Benchmark Comparison

Data from Artificial Analysis API — 12 benchmarks

Intelligence Index
23.839.6
Coding Index
30.4
Math Index
93.495.7
GPQA Diamond
78.2%90.8%
MMLU-Pro
80.8%89.8%
LiveCodeBench
87.8%91.7%
AIME 2025
93.4%95.7%
MATH-500
Humanity's Last Exam
18.5%37.2%
SciCode
38.9%56.1%
IFBench
69.0%70.4%
TerminalBench
23.5%41.7%
gpt-oss-120b (high)1 wins
10 winsGemini 3 Pro Preview (high)

Frequently Asked Questions

Which is cheaper, gpt-oss-120b (high) or Gemini 3 Pro Preview (high)?
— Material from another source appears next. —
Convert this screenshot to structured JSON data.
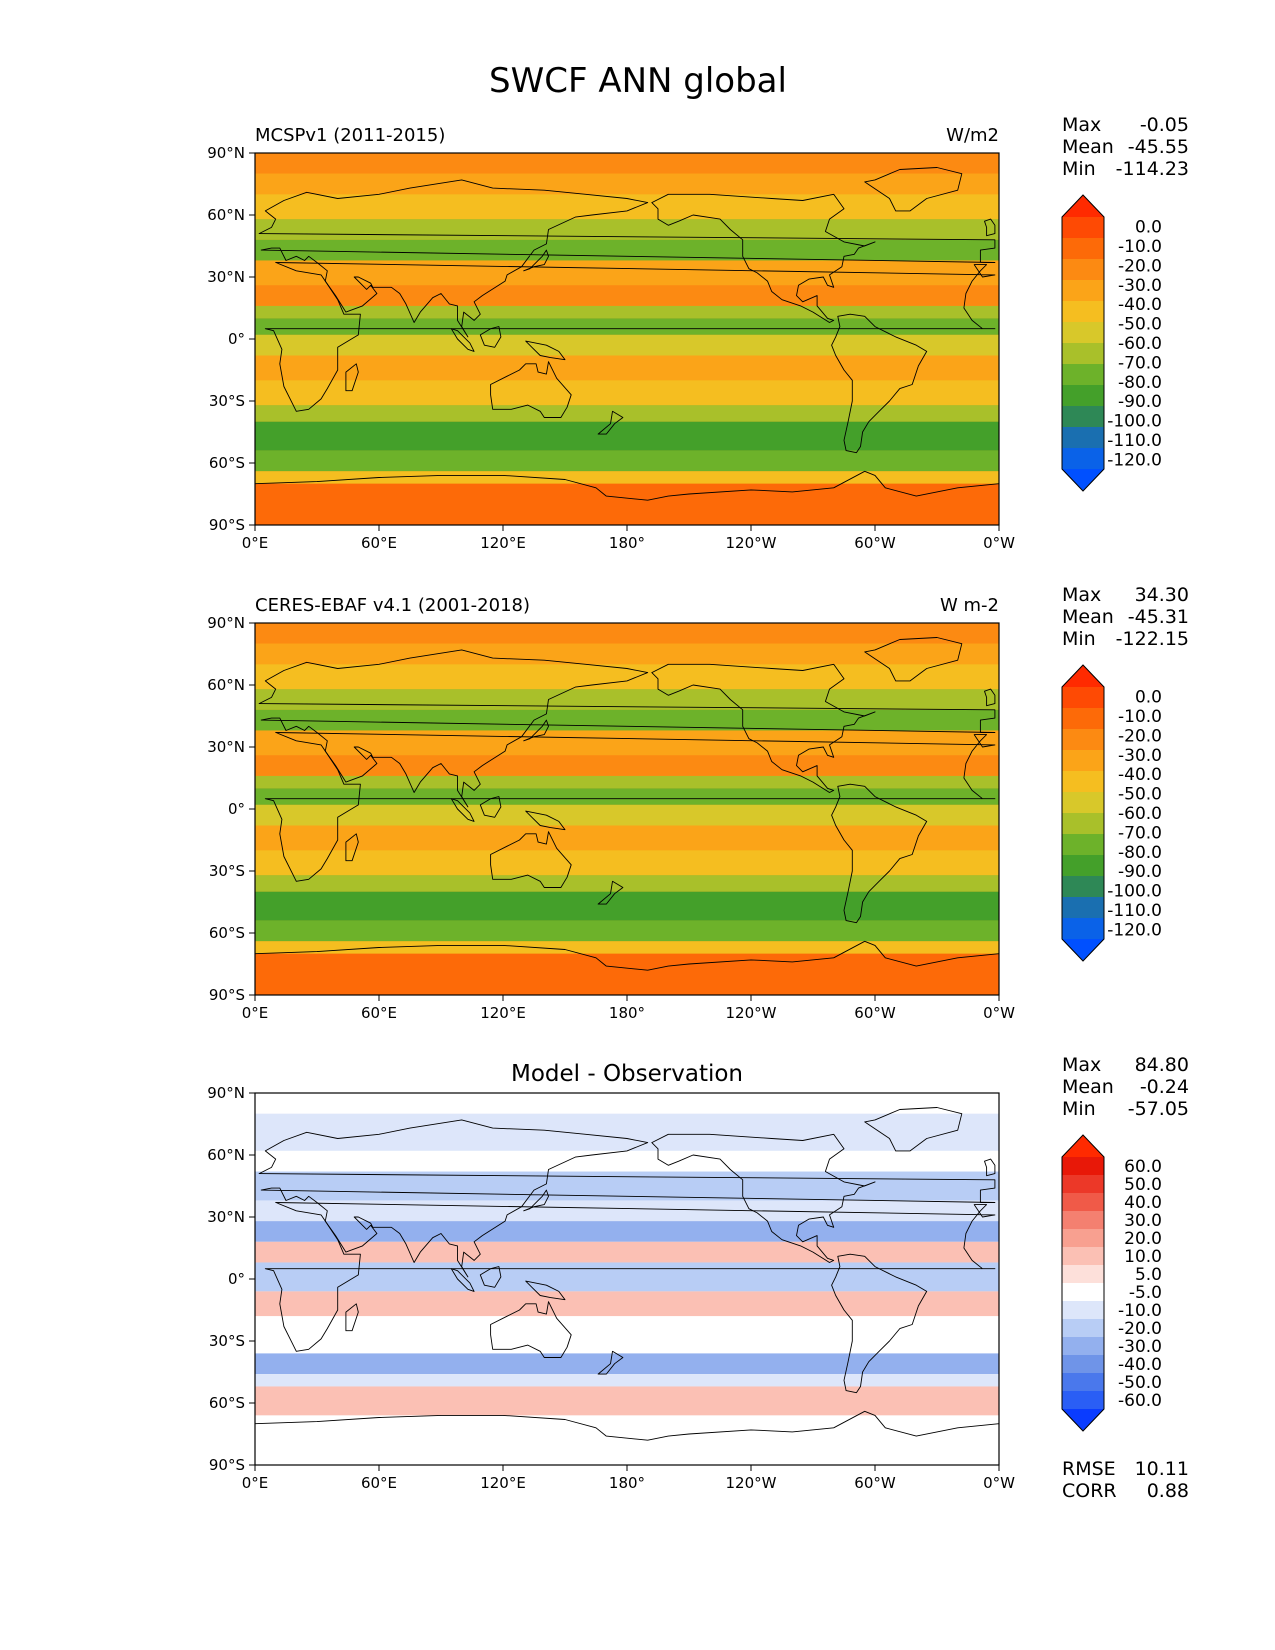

gpt-oss-120b (high) is cheaper overall. Its blended price (3:1 input/output ratio) is $0.26/M tokens vs $4.50/M for Gemini 3 Pro Preview (high).

Which model performs better on benchmarks?

Gemini 3 Pro Preview (high) wins 10 out of 12 benchmarks compared to 1 for gpt-oss-120b (high). See the detailed benchmark chart above for per-category results.

Which is faster for real-time applications?

gpt-oss-120b (high) generates tokens faster at 217 tok/s vs 0 tok/s. However, Gemini 3 Pro Preview (high) has lower time-to-first-token (0.00s vs 0.54s).

When should I use gpt-oss-120b (high) vs Gemini 3 Pro Preview (high)?

Choose based on your priorities: gpt-oss-120b (high) for lower cost, Gemini 3 Pro Preview (high) for stronger benchmark performance, and gpt-oss-120b (high) for faster generation. For latency-sensitive apps, check the TTFT comparison above.